友人は冗談めかして言った。「この相場、何の冗談だよ。」と。確かに荒っぽい言葉だが、みんなの気持ちはよくわかる。お金は稼げず、気分もK線とともに沈んでいく。年末の雰囲気が濃くなる一方で、暗い冷え込みのような暗澹とした空気が仮想通貨界を包み、多くの人が頭を振る。「もういいや、無理せずゆっくり過ごそう。帰省して家族と過ごすのが一番だ」と。
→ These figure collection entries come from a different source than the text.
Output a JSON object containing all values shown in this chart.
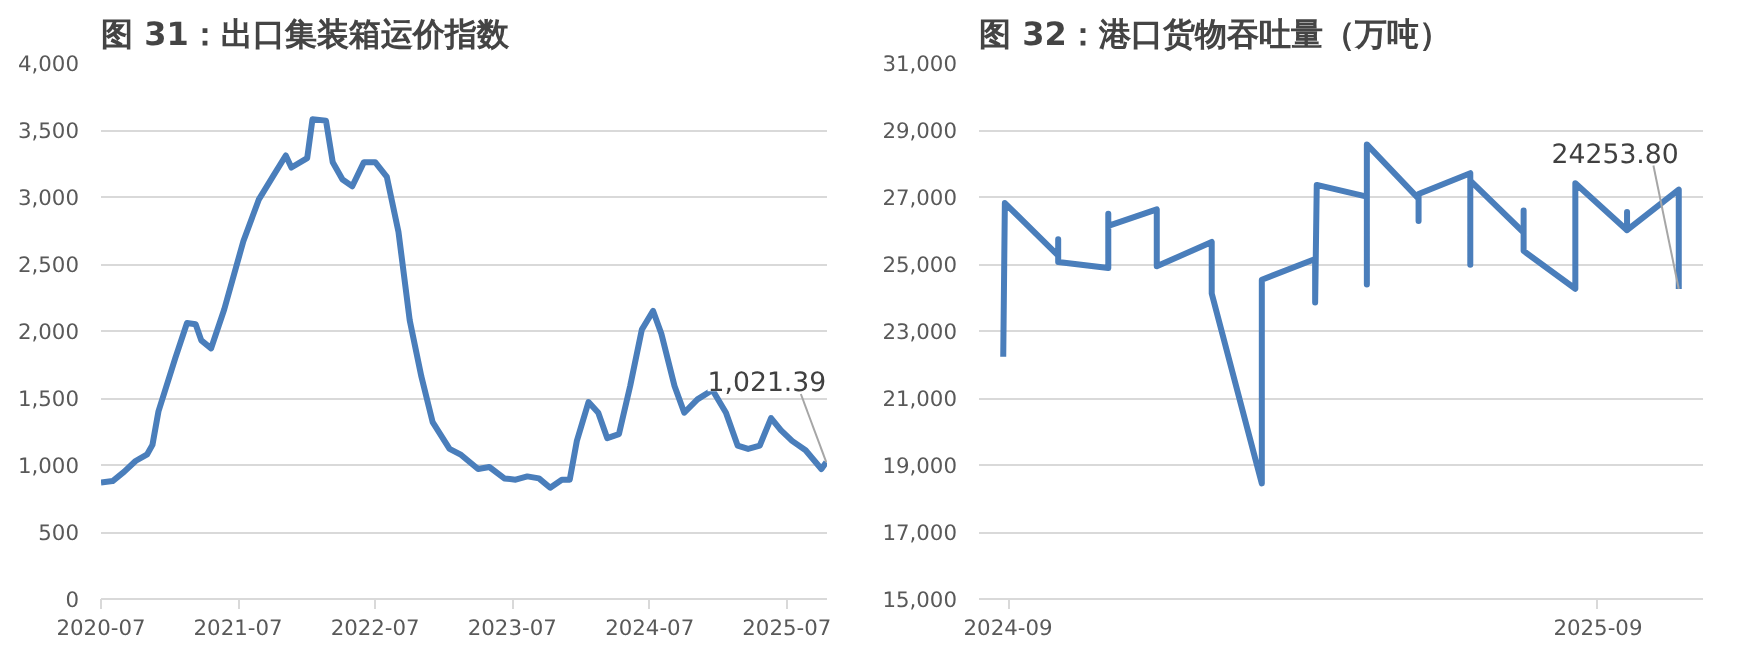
{
  "chart_data": [
    {
      "type": "line",
      "title": "图 31：出口集装箱运价指数",
      "color": "#4a7ebb",
      "x": [
        "2020-07-01",
        "2020-08-01",
        "2020-09-01",
        "2020-10-01",
        "2020-11-01",
        "2020-11-15",
        "2020-12-01",
        "2021-01-15",
        "2021-02-15",
        "2021-03-10",
        "2021-03-25",
        "2021-04-20",
        "2021-05-25",
        "2021-07-15",
        "2021-08-25",
        "2021-10-01",
        "2021-11-05",
        "2021-11-20",
        "2022-01-01",
        "2022-01-15",
        "2022-02-20",
        "2022-03-10",
        "2022-04-05",
        "2022-05-01",
        "2022-06-01",
        "2022-07-01",
        "2022-08-01",
        "2022-09-01",
        "2022-10-01",
        "2022-11-01",
        "2022-12-01",
        "2023-01-15",
        "2023-02-15",
        "2023-04-01",
        "2023-05-01",
        "2023-06-10",
        "2023-07-10",
        "2023-08-10",
        "2023-09-10",
        "2023-10-10",
        "2023-11-10",
        "2023-12-01",
        "2023-12-20",
        "2024-01-20",
        "2024-02-15",
        "2024-03-10",
        "2024-04-10",
        "2024-05-10",
        "2024-06-10",
        "2024-07-10",
        "2024-08-01",
        "2024-09-05",
        "2024-10-01",
        "2024-11-05",
        "2024-12-15",
        "2025-01-20",
        "2025-02-20",
        "2025-03-20",
        "2025-04-20",
        "2025-05-20",
        "2025-06-15",
        "2025-07-15",
        "2025-08-20",
        "2025-10-01",
        "2025-10-14"
      ],
      "values": [
        870,
        880,
        950,
        1030,
        1080,
        1150,
        1400,
        1800,
        2060,
        2050,
        1930,
        1870,
        2160,
        2670,
        2980,
        3150,
        3310,
        3220,
        3290,
        3580,
        3570,
        3260,
        3130,
        3080,
        3260,
        3260,
        3150,
        2740,
        2080,
        1660,
        1320,
        1120,
        1075,
        970,
        985,
        900,
        890,
        915,
        900,
        830,
        890,
        890,
        1180,
        1470,
        1390,
        1200,
        1230,
        1590,
        2010,
        2150,
        1980,
        1590,
        1390,
        1490,
        1560,
        1390,
        1145,
        1120,
        1145,
        1350,
        1260,
        1180,
        1110,
        970,
        1021.39
      ],
      "xlim": [
        "2020-07",
        "2025-10-16"
      ],
      "xticks": [
        "2020-07",
        "2021-07",
        "2022-07",
        "2023-07",
        "2024-07",
        "2025-07"
      ],
      "ylim": [
        0,
        4000
      ],
      "yticks": [
        0,
        {
          "value": 500,
          "label": "500"
        },
        {
          "value": 1000,
          "label": "1,000"
        },
        {
          "value": 1500,
          "label": "1,500"
        },
        {
          "value": 2000,
          "label": "2,000"
        },
        {
          "value": 2500,
          "label": "2,500"
        },
        {
          "value": 3000,
          "label": "3,000"
        },
        {
          "value": 3500,
          "label": "3,500"
        },
        {
          "value": 4000,
          "label": "4,000"
        }
      ],
      "grid": "y",
      "annotations": [
        {
          "text": "1,021.39",
          "x": "2025-10-14",
          "y": 1021.39
        }
      ]
    },
    {
      "type": "line",
      "title": "图 32：港口货物吞吐量（万吨）",
      "color": "#4a7ebb",
      "x": [
        "2024-08-29",
        "2024-08-30",
        "2024-10-02",
        "2024-10-02",
        "2024-10-02",
        "2024-11-02",
        "2024-11-02",
        "2024-11-02",
        "2024-12-02",
        "2024-12-02",
        "2025-01-05",
        "2025-01-05",
        "2025-02-05",
        "2025-02-05",
        "2025-03-10",
        "2025-03-10",
        "2025-03-11",
        "2025-04-11",
        "2025-04-11",
        "2025-04-11",
        "2025-05-13",
        "2025-05-13",
        "2025-05-13",
        "2025-06-14",
        "2025-06-14",
        "2025-06-14",
        "2025-07-17",
        "2025-07-17",
        "2025-07-17",
        "2025-08-18",
        "2025-08-18",
        "2025-09-19",
        "2025-09-19",
        "2025-09-19",
        "2025-10-21",
        "2025-10-21",
        "2025-10-21"
      ],
      "values": [
        22230,
        26820,
        25250,
        25740,
        25060,
        24880,
        26500,
        26140,
        26630,
        24930,
        25660,
        24120,
        18450,
        24530,
        25150,
        23850,
        27360,
        27010,
        24390,
        28570,
        26950,
        26280,
        27090,
        27710,
        24980,
        27490,
        25940,
        26600,
        25390,
        24260,
        27410,
        26010,
        26550,
        26010,
        27220,
        25600,
        24253.8
      ],
      "xlim": [
        "2024-08-14",
        "2025-11-05"
      ],
      "xticks": [
        "2024-09",
        "2025-09"
      ],
      "ylim": [
        15000,
        31000
      ],
      "yticks": [
        {
          "value": 15000,
          "label": "15,000"
        },
        {
          "value": 17000,
          "label": "17,000"
        },
        {
          "value": 19000,
          "label": "19,000"
        },
        {
          "value": 21000,
          "label": "21,000"
        },
        {
          "value": 23000,
          "label": "23,000"
        },
        {
          "value": 25000,
          "label": "25,000"
        },
        {
          "value": 27000,
          "label": "27,000"
        },
        {
          "value": 29000,
          "label": "29,000"
        },
        {
          "value": 31000,
          "label": "31,000"
        }
      ],
      "grid": "y",
      "annotations": [
        {
          "text": "24253.80",
          "x": "2025-10-21",
          "y": 24253.8
        }
      ]
    }
  ]
}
なぜ今回はこんなに「沈黙」のように下げ続けているのか?

市場の声をいくつか見てみると、裏でいくつかの力が絡み合っているようだ。

一つは、規制の動きがますます近づいていることだ。長期的には、明確な規制ルールができるのは良いことだし、税制優遇の噂もあるが、短期的には「不確実性」が市場を怖がらせている。政策が具体的に動き出さないと、大口資金は積極的に動きづらく、様子見のムードが強まると、取引量も縮小してしまう。

二つ目は、機関投資家もポジションの調整をしていることだ。DeFiやビットコインエコシステムの熱狂的な話題はあるものの、実際に市場を支えるETF資金は静かに流出している。大口の資金はコインを握っているが、帳簿上は「未実現損失」の状態で、プレッシャーが高まると、一部は損切りを選び、また一部は何もしないでじっとしている。こうして市場の流動性は少しずつ奪われていく。

三つ目は、市場自身の信頼感が失われていることだ。少し下げると、みんな反発を待ち、さらに下げると迷い始め、また下げ続けると、多くの人は動かなくなる。取引は集中し、ボラティリティは逆に縮小していく——これは健全な底打ちではなく、「陰性の下落モード」が始まった証拠だ。

テクニカル面も見てみると、かなり厳しい状況だ。

指標を見ると、移動平均線(MA)はほぼ全て売りの並びになり、MACDはゼロラインの下で拡大し続け、出来高も寂しいほど縮小している。短期の時間足では、たまに小さな陽線が出ることもあるが、すぐに飲み込まれてしまう。この動きは、急落の痛快さとは違い、鈍いナイフで肉を切られるような、より精神的に辛い展開だ。

では、普通の投資家はどうすればいいのか?

すでに大きく持ち株を抱えている場合、今の段階で損切りをするのは割に合わないかもしれない。むしろ、冷静さを保ち、短期的な変動に惑わされずに落ち着くことが大切だ。もし軽いポジションや空売りをしているなら、もうただ見ているだけで十分だ。市場にはチャンスは常にあるが、必要なのは忍耐だ。相場は永遠に下がり続けるわけではなく、すぐに上がるとも限らない。トレンドが明確になるまでは、自分の資金を守ることが最優先だ。

もうすぐ新年だ。家族と過ごし、良い食事をし、年末の買い出しを楽しむ方が、仮想通貨に夢中になるよりもずっと安心だ。相場は永遠に続き、お金は稼ぎ続けられる——しかし、失うこともある。休むこともまた、ひとつの能力だ。

結局のところ、強引に耐え続けて牛市を迎えるのではなく、その時を生き抜いた人だけが、自然とその景色を見ることができるのだ。